This is what we keep hearing…We heard it in the summer when the FDA first approved Elaprase and we started trying to get it for Trey, and we’re hearing it now. Darned holidays!! Don’t they know they can’t go on holidays when my son needs ERT!?
I have been emailing our contacts in government every week since we made the decision to go forward with ERT. They say they appreciate and understand the urgency of the matter and “please know we are moving as quickly as we can.” For a parent waiting to begin ERT, you can’t move quickly enough.
This past week our contact in government told me he would be speaking with Shire (this past week) to make arrangements, and he would email me with the results of the conversation. When I hadn’t heard anything by Friday, I emailed him. He had not spoken with Shire. I emailed him back and asked why and apparently, “everyone is on holidays.” He said that he will be speaking with Shire next week. So, no ERT start dates yet. Looking forward to that.
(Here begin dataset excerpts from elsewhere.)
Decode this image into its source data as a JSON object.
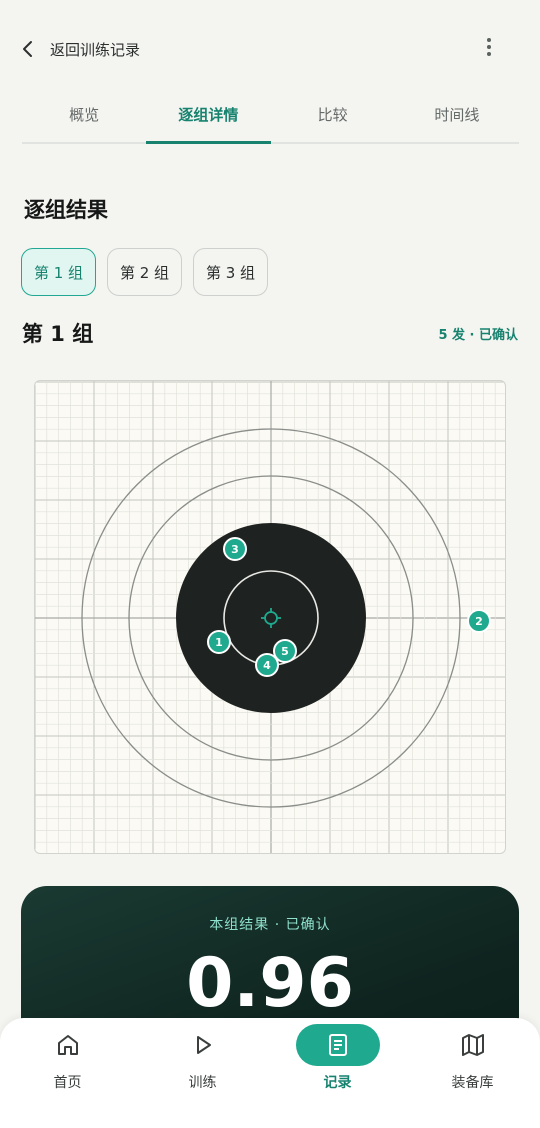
{
  "header": {
    "back_label": "返回训练记录",
    "back_icon": "chevron-left-icon",
    "more_icon": "more-vertical-icon"
  },
  "tabs": [
    {
      "label": "概览",
      "active": false
    },
    {
      "label": "逐组详情",
      "active": true
    },
    {
      "label": "比较",
      "active": false
    },
    {
      "label": "时间线",
      "active": false
    }
  ],
  "section_title": "逐组结果",
  "groups": [
    {
      "label": "第 1 组",
      "selected": true
    },
    {
      "label": "第 2 组",
      "selected": false
    },
    {
      "label": "第 3 组",
      "selected": false
    }
  ],
  "current_group": {
    "title": "第 1 组",
    "status": "5 发 · 已确认",
    "shots": [
      {
        "label": "1"
      },
      {
        "label": "2"
      },
      {
        "label": "3"
      },
      {
        "label": "4"
      },
      {
        "label": "5"
      }
    ]
  },
  "result": {
    "label": "本组结果 · 已确认",
    "score": "0.96"
  },
  "bottom_nav": [
    {
      "label": "首页",
      "icon": "home-icon",
      "active": false
    },
    {
      "label": "训练",
      "icon": "play-icon",
      "active": false
    },
    {
      "label": "记录",
      "icon": "document-icon",
      "active": true
    },
    {
      "label": "装备库",
      "icon": "map-icon",
      "active": false
    }
  ],
  "colors": {
    "accent": "#17836f",
    "shot_marker": "#1fa98f",
    "bullseye": "#1e2220",
    "result_card": "#0f241f"
  }
}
I have also spoken with Dr. Stockler and she wants to wait until we get an ERT start date to organize a port placement surgery. Once we have a date, she will organize a surgery date. If the surgery is not able to happen before ERT begins, she says it’s no big deal to do the first infusion(s) through IV. For those who don’t know (and as far as I know with my very basic understanding), a port is a (hopefully) permanent device placed just under the skin that is used instead of IV during infusions. It is easier and less painful to access for Trey, than using and IV, since he will now regularly need to be pricked.